Dünyadan habersiz grafiker aranıyor
GEÇEN gün "mütedeyyin" (dinine bağlı, dindar) gece bekçisi arayan bir kuran kursu ilanından söz etmiştim. Dün aynı gazetede, Vakit’te benzer bir ilan daha yayımlandı. İlan şöyle: "Mütedeyyin Grafiker Aranıyor.-İyi derecede Arapça ve İngilizce bilen; Photo-Shop ve Quark Ekspres programlarına vákıf, kartel medyasında çalışmamış, kartel televizyonlarını izlemeyen, herhangi bir mütedeyyin kurumdan referansı olan, Kur’an Kurslu veya İmam-Hatip mezunu grafiker aranıyor."
Gece bekçisi arayan kuruluş sadece "mütedeyyin olma" özelliği arıyordu, bu reklam ajansı ise şartları daha belirginleştirmiş. "Kartel medyasında çalışmamış" olmak, Türkiye’nin en çok okunan yayın organlarında çalışmamış olmak anlamına geliyor. "Kartel televizyonu seyretmemiş olmak" da ülkenin neredeyse tümünün izlediği programları izlememiş olmayı gerektiriyor. Böyle dünyadan habersiz bir grafiker, reklam ajansının ne işine yarayacak, orası meçhul. Ama görüyorsunuz, belirli bir çevre durup dinlenmeksizin toplumumuzu bölmek peşinde.
Yakında ilanlarına "ailesindeki kadınlar türbanlı olan" şartını da koyarlarsa hiç şaşırmayacağım.
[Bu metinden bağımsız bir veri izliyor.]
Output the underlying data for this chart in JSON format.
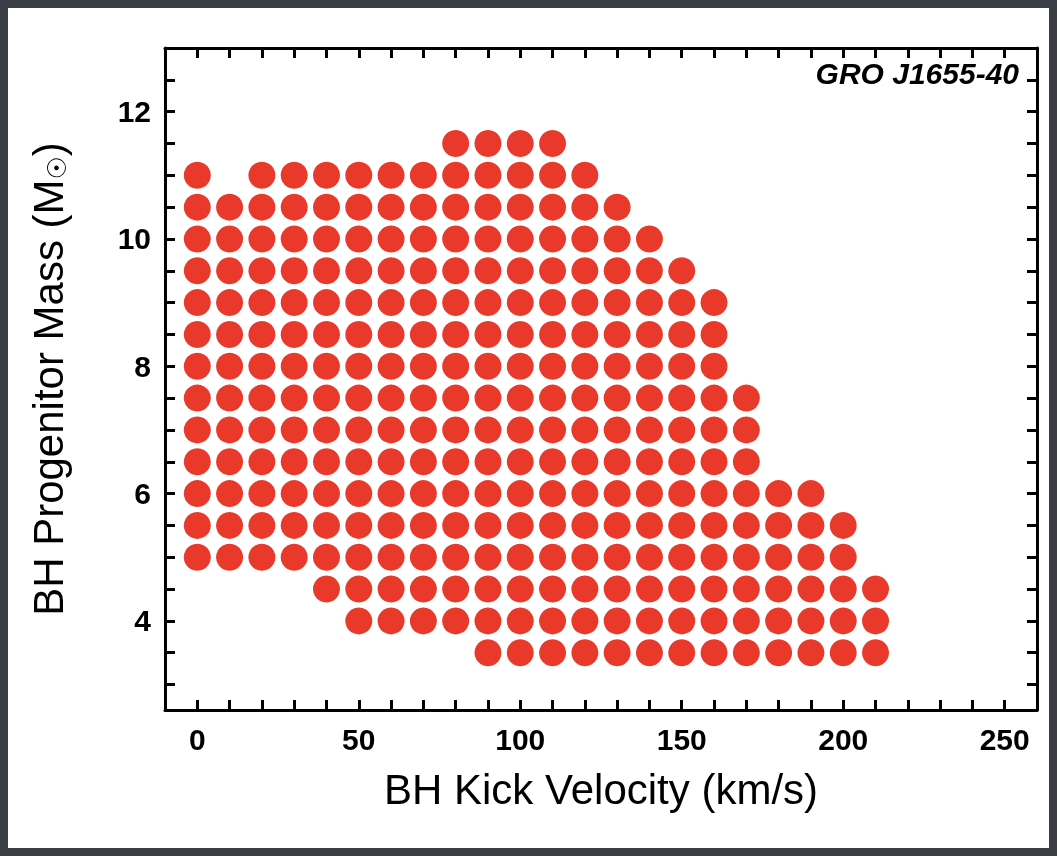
{
  "chart_data": {
    "type": "scatter",
    "xlabel": "BH Kick Velocity (km/s)",
    "ylabel": "BH Progenitor Mass (M$_{☉}$)",
    "annotations": [
      "GRO J1655-40"
    ],
    "marker": "circle",
    "grid": false,
    "xlim": [
      -10,
      260
    ],
    "ylim": [
      2.6,
      13
    ],
    "xticks": [
      0,
      {
        "value": 10,
        "label": null
      },
      {
        "value": 20,
        "label": null
      },
      {
        "value": 30,
        "label": null
      },
      {
        "value": 40,
        "label": null
      },
      50,
      {
        "value": 60,
        "label": null
      },
      {
        "value": 70,
        "label": null
      },
      {
        "value": 80,
        "label": null
      },
      {
        "value": 90,
        "label": null
      },
      100,
      {
        "value": 110,
        "label": null
      },
      {
        "value": 120,
        "label": null
      },
      {
        "value": 130,
        "label": null
      },
      {
        "value": 140,
        "label": null
      },
      150,
      {
        "value": 160,
        "label": null
      },
      {
        "value": 170,
        "label": null
      },
      {
        "value": 180,
        "label": null
      },
      {
        "value": 190,
        "label": null
      },
      200,
      {
        "value": 210,
        "label": null
      },
      {
        "value": 220,
        "label": null
      },
      {
        "value": 230,
        "label": null
      },
      {
        "value": 240,
        "label": null
      },
      250
    ],
    "yticks": [
      {
        "value": 3,
        "label": null
      },
      4,
      {
        "value": 5,
        "label": null
      },
      6,
      {
        "value": 7,
        "label": null
      },
      8,
      {
        "value": 9,
        "label": null
      },
      10,
      {
        "value": 11,
        "label": null
      },
      12,
      {
        "value": 3.5,
        "label": null
      },
      {
        "value": 4.5,
        "label": null
      },
      {
        "value": 5.5,
        "label": null
      },
      {
        "value": 6.5,
        "label": null
      },
      {
        "value": 7.5,
        "label": null
      },
      {
        "value": 8.5,
        "label": null
      },
      {
        "value": 9.5,
        "label": null
      },
      {
        "value": 10.5,
        "label": null
      },
      {
        "value": 11.5,
        "label": null
      },
      {
        "value": 12.5,
        "label": null
      }
    ],
    "series": [
      {
        "color": "#e8392a",
        "x": [
          0,
          0,
          0,
          0,
          0,
          0,
          0,
          0,
          0,
          0,
          0,
          0,
          0,
          10,
          10,
          10,
          10,
          10,
          10,
          10,
          10,
          10,
          10,
          10,
          10,
          20,
          20,
          20,
          20,
          20,
          20,
          20,
          20,
          20,
          20,
          20,
          20,
          20,
          30,
          30,
          30,
          30,
          30,
          30,
          30,
          30,
          30,
          30,
          30,
          30,
          30,
          40,
          40,
          40,
          40,
          40,
          40,
          40,
          40,
          40,
          40,
          40,
          40,
          40,
          40,
          50,
          50,
          50,
          50,
          50,
          50,
          50,
          50,
          50,
          50,
          50,
          50,
          50,
          50,
          50,
          60,
          60,
          60,
          60,
          60,
          60,
          60,
          60,
          60,
          60,
          60,
          60,
          60,
          60,
          60,
          70,
          70,
          70,
          70,
          70,
          70,
          70,
          70,
          70,
          70,
          70,
          70,
          70,
          70,
          70,
          80,
          80,
          80,
          80,
          80,
          80,
          80,
          80,
          80,
          80,
          80,
          80,
          80,
          80,
          80,
          80,
          90,
          90,
          90,
          90,
          90,
          90,
          90,
          90,
          90,
          90,
          90,
          90,
          90,
          90,
          90,
          90,
          90,
          100,
          100,
          100,
          100,
          100,
          100,
          100,
          100,
          100,
          100,
          100,
          100,
          100,
          100,
          100,
          100,
          100,
          110,
          110,
          110,
          110,
          110,
          110,
          110,
          110,
          110,
          110,
          110,
          110,
          110,
          110,
          110,
          110,
          110,
          120,
          120,
          120,
          120,
          120,
          120,
          120,
          120,
          120,
          120,
          120,
          120,
          120,
          120,
          120,
          120,
          130,
          130,
          130,
          130,
          130,
          130,
          130,
          130,
          130,
          130,
          130,
          130,
          130,
          130,
          130,
          140,
          140,
          140,
          140,
          140,
          140,
          140,
          140,
          140,
          140,
          140,
          140,
          140,
          140,
          150,
          150,
          150,
          150,
          150,
          150,
          150,
          150,
          150,
          150,
          150,
          150,
          150,
          160,
          160,
          160,
          160,
          160,
          160,
          160,
          160,
          160,
          160,
          160,
          160,
          170,
          170,
          170,
          170,
          170,
          170,
          170,
          170,
          170,
          180,
          180,
          180,
          180,
          180,
          180,
          190,
          190,
          190,
          190,
          190,
          190,
          200,
          200,
          200,
          200,
          200,
          210,
          210,
          210
        ],
        "values": [
          5,
          5.5,
          6,
          6.5,
          7,
          7.5,
          8,
          8.5,
          9,
          9.5,
          10,
          10.5,
          11,
          5,
          5.5,
          6,
          6.5,
          7,
          7.5,
          8,
          8.5,
          9,
          9.5,
          10,
          10.5,
          5,
          5.5,
          6,
          6.5,
          7,
          7.5,
          8,
          8.5,
          9,
          9.5,
          10,
          10.5,
          11,
          5,
          5.5,
          6,
          6.5,
          7,
          7.5,
          8,
          8.5,
          9,
          9.5,
          10,
          10.5,
          11,
          4.5,
          5,
          5.5,
          6,
          6.5,
          7,
          7.5,
          8,
          8.5,
          9,
          9.5,
          10,
          10.5,
          11,
          4,
          4.5,
          5,
          5.5,
          6,
          6.5,
          7,
          7.5,
          8,
          8.5,
          9,
          9.5,
          10,
          10.5,
          11,
          4,
          4.5,
          5,
          5.5,
          6,
          6.5,
          7,
          7.5,
          8,
          8.5,
          9,
          9.5,
          10,
          10.5,
          11,
          4,
          4.5,
          5,
          5.5,
          6,
          6.5,
          7,
          7.5,
          8,
          8.5,
          9,
          9.5,
          10,
          10.5,
          11,
          4,
          4.5,
          5,
          5.5,
          6,
          6.5,
          7,
          7.5,
          8,
          8.5,
          9,
          9.5,
          10,
          10.5,
          11,
          11.5,
          3.5,
          4,
          4.5,
          5,
          5.5,
          6,
          6.5,
          7,
          7.5,
          8,
          8.5,
          9,
          9.5,
          10,
          10.5,
          11,
          11.5,
          3.5,
          4,
          4.5,
          5,
          5.5,
          6,
          6.5,
          7,
          7.5,
          8,
          8.5,
          9,
          9.5,
          10,
          10.5,
          11,
          11.5,
          3.5,
          4,
          4.5,
          5,
          5.5,
          6,
          6.5,
          7,
          7.5,
          8,
          8.5,
          9,
          9.5,
          10,
          10.5,
          11,
          11.5,
          3.5,
          4,
          4.5,
          5,
          5.5,
          6,
          6.5,
          7,
          7.5,
          8,
          8.5,
          9,
          9.5,
          10,
          10.5,
          11,
          3.5,
          4,
          4.5,
          5,
          5.5,
          6,
          6.5,
          7,
          7.5,
          8,
          8.5,
          9,
          9.5,
          10,
          10.5,
          3.5,
          4,
          4.5,
          5,
          5.5,
          6,
          6.5,
          7,
          7.5,
          8,
          8.5,
          9,
          9.5,
          10,
          3.5,
          4,
          4.5,
          5,
          5.5,
          6,
          6.5,
          7,
          7.5,
          8,
          8.5,
          9,
          9.5,
          3.5,
          4,
          4.5,
          5,
          5.5,
          6,
          6.5,
          7,
          7.5,
          8,
          8.5,
          9,
          3.5,
          4,
          4.5,
          5,
          5.5,
          6,
          6.5,
          7,
          7.5,
          3.5,
          4,
          4.5,
          5,
          5.5,
          6,
          3.5,
          4,
          4.5,
          5,
          5.5,
          6,
          3.5,
          4,
          4.5,
          5,
          5.5,
          3.5,
          4,
          4.5
        ]
      }
    ]
  }
}
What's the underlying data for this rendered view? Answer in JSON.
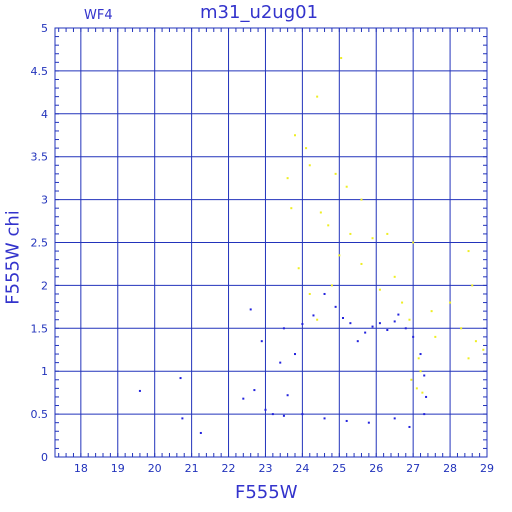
{
  "chart_data": {
    "type": "scatter",
    "title": "m31_u2ug01",
    "panel_label": "WF4",
    "xlabel": "F555W",
    "ylabel": "F555W  chi",
    "xlim": [
      17.3,
      29
    ],
    "ylim": [
      0,
      5
    ],
    "x_ticks": [
      "18",
      "19",
      "20",
      "21",
      "22",
      "23",
      "24",
      "25",
      "26",
      "27",
      "28",
      "29"
    ],
    "y_ticks": [
      "0",
      "0.5",
      "1",
      "1.5",
      "2",
      "2.5",
      "3",
      "3.5",
      "4",
      "4.5",
      "5"
    ],
    "grid": true,
    "series": [
      {
        "color": "#2222dd",
        "points": [
          [
            19.6,
            0.77
          ],
          [
            20.7,
            0.92
          ],
          [
            20.75,
            0.45
          ],
          [
            21.25,
            0.28
          ],
          [
            22.6,
            1.72
          ],
          [
            22.4,
            0.68
          ],
          [
            22.7,
            0.78
          ],
          [
            22.9,
            1.35
          ],
          [
            23.0,
            0.55
          ],
          [
            23.2,
            0.5
          ],
          [
            23.4,
            1.1
          ],
          [
            23.6,
            0.72
          ],
          [
            23.5,
            1.5
          ],
          [
            23.8,
            1.2
          ],
          [
            24.0,
            1.55
          ],
          [
            24.3,
            1.65
          ],
          [
            24.6,
            1.9
          ],
          [
            24.9,
            1.75
          ],
          [
            25.1,
            1.62
          ],
          [
            25.3,
            1.56
          ],
          [
            25.5,
            1.35
          ],
          [
            25.7,
            1.45
          ],
          [
            25.9,
            1.52
          ],
          [
            26.1,
            1.56
          ],
          [
            26.3,
            1.48
          ],
          [
            26.5,
            1.58
          ],
          [
            26.6,
            1.66
          ],
          [
            26.8,
            1.5
          ],
          [
            27.0,
            1.4
          ],
          [
            27.2,
            1.2
          ],
          [
            27.3,
            0.95
          ],
          [
            27.35,
            0.7
          ],
          [
            27.3,
            0.5
          ],
          [
            26.9,
            0.35
          ],
          [
            26.5,
            0.45
          ],
          [
            25.8,
            0.4
          ],
          [
            25.2,
            0.42
          ],
          [
            24.6,
            0.45
          ],
          [
            24.0,
            0.5
          ],
          [
            23.5,
            0.48
          ]
        ]
      },
      {
        "color": "#eeee22",
        "points": [
          [
            25.05,
            4.65
          ],
          [
            24.4,
            4.2
          ],
          [
            23.8,
            3.75
          ],
          [
            24.1,
            3.6
          ],
          [
            23.6,
            3.25
          ],
          [
            24.2,
            3.4
          ],
          [
            24.9,
            3.3
          ],
          [
            25.2,
            3.15
          ],
          [
            25.6,
            3.0
          ],
          [
            24.5,
            2.85
          ],
          [
            23.7,
            2.9
          ],
          [
            24.7,
            2.7
          ],
          [
            25.3,
            2.6
          ],
          [
            25.9,
            2.55
          ],
          [
            26.3,
            2.6
          ],
          [
            27.0,
            2.5
          ],
          [
            28.5,
            2.4
          ],
          [
            28.6,
            2.0
          ],
          [
            28.0,
            1.8
          ],
          [
            27.5,
            1.7
          ],
          [
            26.9,
            1.6
          ],
          [
            28.3,
            1.5
          ],
          [
            28.7,
            1.35
          ],
          [
            28.5,
            1.15
          ],
          [
            28.9,
            1.25
          ],
          [
            27.2,
            1.0
          ],
          [
            27.1,
            0.8
          ],
          [
            26.95,
            0.9
          ],
          [
            27.25,
            0.75
          ],
          [
            27.15,
            1.15
          ],
          [
            26.5,
            2.1
          ],
          [
            25.6,
            2.25
          ],
          [
            24.8,
            2.0
          ],
          [
            24.2,
            1.9
          ],
          [
            23.9,
            2.2
          ],
          [
            25.0,
            2.35
          ],
          [
            26.1,
            1.95
          ],
          [
            26.7,
            1.8
          ],
          [
            24.4,
            1.6
          ],
          [
            27.6,
            1.4
          ]
        ]
      }
    ]
  }
}
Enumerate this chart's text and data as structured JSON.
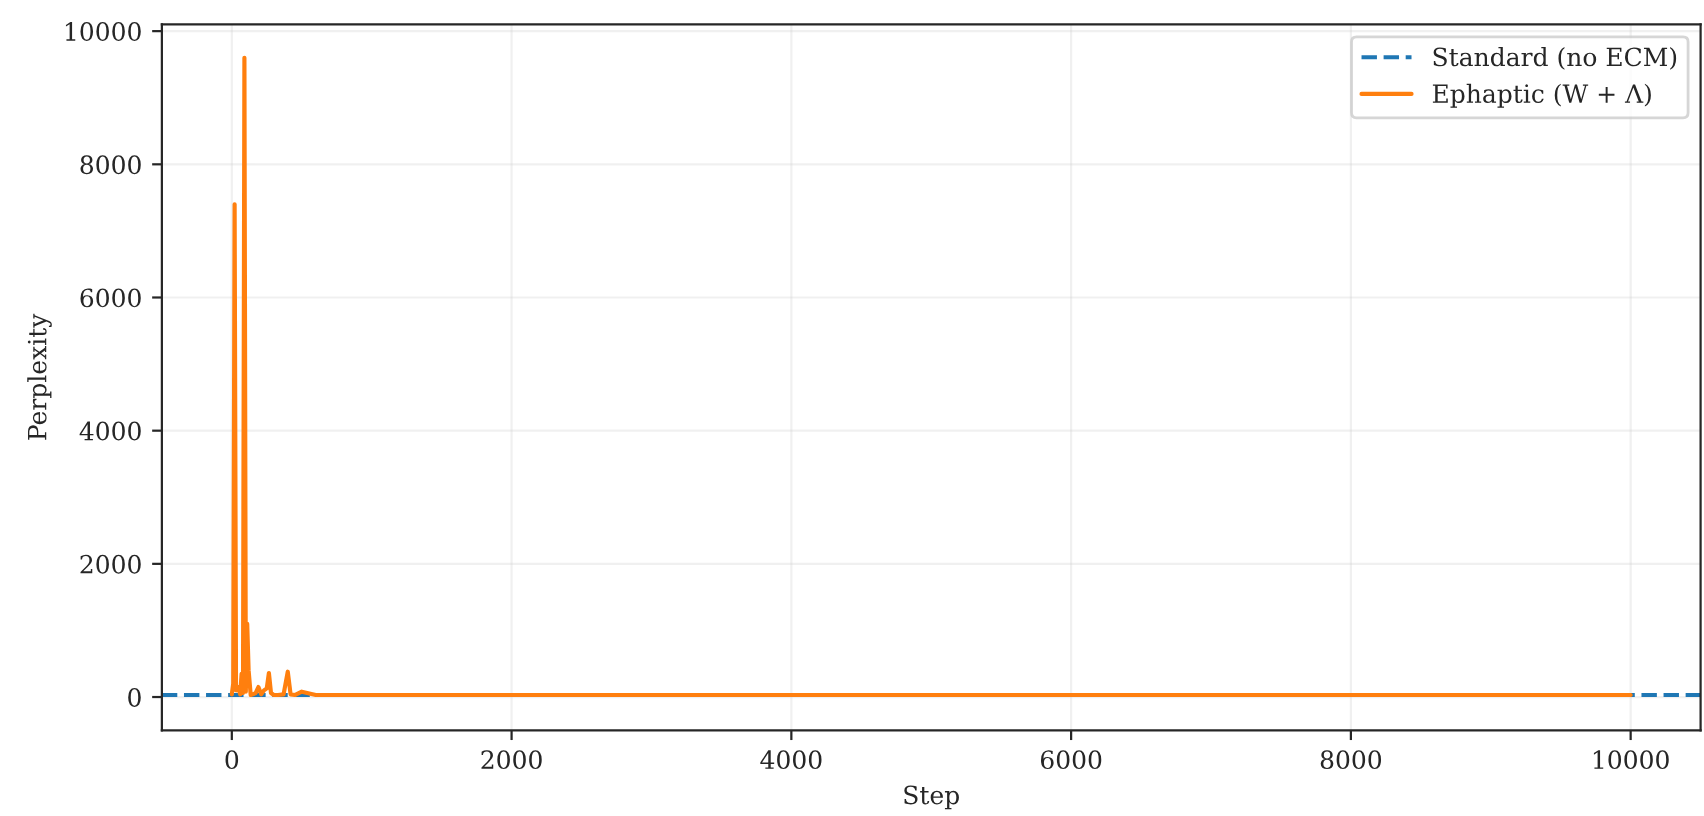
{
  "chart_data": {
    "type": "line",
    "xlabel": "Step",
    "ylabel": "Perplexity",
    "xlim": [
      -500,
      10500
    ],
    "ylim": [
      -500,
      10100
    ],
    "xticks": [
      0,
      2000,
      4000,
      6000,
      8000,
      10000
    ],
    "yticks": [
      0,
      2000,
      4000,
      6000,
      8000,
      10000
    ],
    "grid": true,
    "legend": "top right",
    "ref_lines": [
      {
        "axis": "y",
        "value": 30,
        "label": "Standard (no ECM)",
        "color": "#1f77b4",
        "line_style": "dashed"
      }
    ],
    "series": [
      {
        "name": "Ephaptic (W + Λ)",
        "color": "#ff7f0e",
        "line_style": "solid",
        "x": [
          0,
          10,
          20,
          30,
          45,
          60,
          70,
          80,
          90,
          100,
          110,
          120,
          135,
          150,
          170,
          190,
          210,
          230,
          250,
          265,
          280,
          300,
          330,
          370,
          400,
          420,
          450,
          500,
          600,
          1000,
          2000,
          4000,
          6000,
          8000,
          10000
        ],
        "values": [
          40,
          200,
          7400,
          100,
          150,
          40,
          350,
          60,
          9600,
          80,
          1100,
          400,
          30,
          40,
          60,
          150,
          40,
          100,
          130,
          360,
          60,
          30,
          30,
          40,
          380,
          40,
          30,
          80,
          30,
          30,
          30,
          30,
          30,
          30,
          30
        ]
      }
    ]
  }
}
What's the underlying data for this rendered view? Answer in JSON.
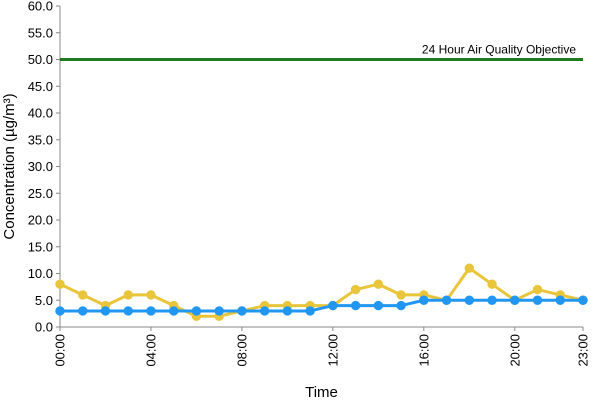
{
  "chart_data": {
    "type": "line",
    "xlabel": "Time",
    "ylabel": "Concentration (µg/m³)",
    "ylim": [
      0,
      60
    ],
    "yticks": [
      "0.0",
      "5.0",
      "10.0",
      "15.0",
      "20.0",
      "25.0",
      "30.0",
      "35.0",
      "40.0",
      "45.0",
      "50.0",
      "55.0",
      "60.0"
    ],
    "x": [
      0,
      1,
      2,
      3,
      4,
      5,
      6,
      7,
      8,
      9,
      10,
      11,
      12,
      13,
      14,
      15,
      16,
      17,
      18,
      19,
      20,
      21,
      22,
      23
    ],
    "xticks": [
      {
        "value": 0,
        "label": "00:00"
      },
      {
        "value": 4,
        "label": "04:00"
      },
      {
        "value": 8,
        "label": "08:00"
      },
      {
        "value": 12,
        "label": "12:00"
      },
      {
        "value": 16,
        "label": "16:00"
      },
      {
        "value": 20,
        "label": "20:00"
      },
      {
        "value": 23,
        "label": "23:00"
      }
    ],
    "grid": false,
    "series": [
      {
        "color": "#e8c53a",
        "marker_fill": "#e8c53a",
        "values": [
          8,
          6,
          4,
          6,
          6,
          4,
          2,
          2,
          3,
          4,
          4,
          4,
          4,
          7,
          8,
          6,
          6,
          5,
          11,
          8,
          5,
          7,
          6,
          5
        ]
      },
      {
        "color": "#2196f3",
        "marker_fill": "#2196f3",
        "values": [
          3,
          3,
          3,
          3,
          3,
          3,
          3,
          3,
          3,
          3,
          3,
          3,
          4,
          4,
          4,
          4,
          5,
          5,
          5,
          5,
          5,
          5,
          5,
          5
        ]
      }
    ],
    "objective": {
      "value": 50,
      "label": "24 Hour Air Quality Objective",
      "color": "#1e7b1e"
    }
  }
}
Bu ülkede yıllardır herkes inancını kendi bildiği gibi yaşıyor. Şimdi bu insanlar arasında bu tür ayrımcılıklar yaratmak, bölücülükten başka bir şey değil.
Ülkemizin gerçek "mütedeyyinlerinin" bu manzaraya bakıp ne kadar üzüleceklerini de kolayca tahmin edebiliyorum.